ONE YEAR ago, before the campaign on his behalf had gained m o m e n t u m , TEHELKA did a cover story on Binayak Sen – doctor and human rights activist, jailed on false charges under the draconian Chhattisgarh (People’s) Public Security Act (See TEHELKA: No Country for Good Men). On May 25, when Supreme Court judges Markandeya Katju and Deepak Verma took just sixty seconds to undo an injustice that had been wilfully perpetuated by the State for two long years, it should have been an occasion for another cover story, more celebratory, documenting among other things, Binayak’s wife, Ilina’s Herculean legal struggle for his release. But Binayak and Ilina’s story is merely symbolic of a much bigger, on-going and faceless struggle. And so, even as the human rights community exploded in joy with the May 25 victory, 400 kilometers from Raipur, another big battlefront was being opened.
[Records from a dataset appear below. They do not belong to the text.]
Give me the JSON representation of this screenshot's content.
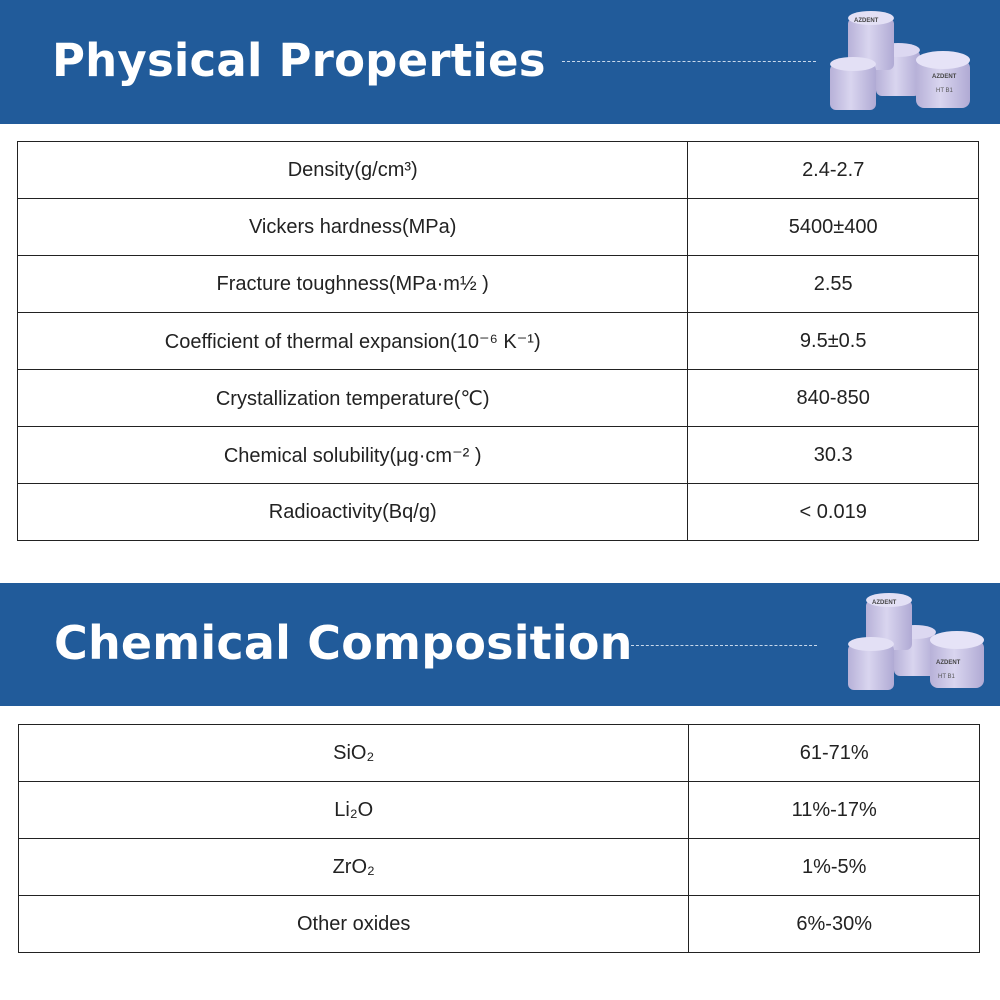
{
  "physical": {
    "title": "Physical Properties",
    "puck_label_brand": "AZDENT",
    "puck_label_shade": "HT B1",
    "rows": [
      {
        "name": "Density(g/cm³)",
        "value": "2.4-2.7"
      },
      {
        "name": "Vickers hardness(MPa)",
        "value": "5400±400"
      },
      {
        "name": "Fracture toughness(MPa·m½ )",
        "value": "2.55"
      },
      {
        "name": "Coefficient of thermal expansion(10⁻⁶ K⁻¹)",
        "value": "9.5±0.5"
      },
      {
        "name": "Crystallization temperature(℃)",
        "value": "840-850"
      },
      {
        "name": "Chemical solubility(μg·cm⁻² )",
        "value": "30.3"
      },
      {
        "name": "Radioactivity(Bq/g)",
        "value": "< 0.019"
      }
    ]
  },
  "chemical": {
    "title": "Chemical Composition",
    "rows": [
      {
        "name": "SiO₂",
        "value": "61-71%"
      },
      {
        "name": "Li₂O",
        "value": "11%-17%"
      },
      {
        "name": "ZrO₂",
        "value": "1%-5%"
      },
      {
        "name": "Other oxides",
        "value": "6%-30%"
      }
    ]
  },
  "colors": {
    "banner": "#215b9a",
    "puck": "#c8c3e4",
    "border": "#222222"
  }
}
It is two days after 59-year-old Binayak Sen got to go home. May 28, scalding, red dust everywhere, a hot loo blowing. A man in a white lungi and kurta sits under a leafy tree, listening to ten Gond tribals tell their story of how two nights earlier their village was looted. Every ration burnt. Every goat taken, every hen kidnapped. Not even a little chick left behind. The tribals have trekked from faraway Kamanar village in the hope that this man in white will help them access the ear of the State. It is a difficult proposition because it is the State that has looted the village: How do you lodge an FIR with the police when it is the police that have stolen your chickens?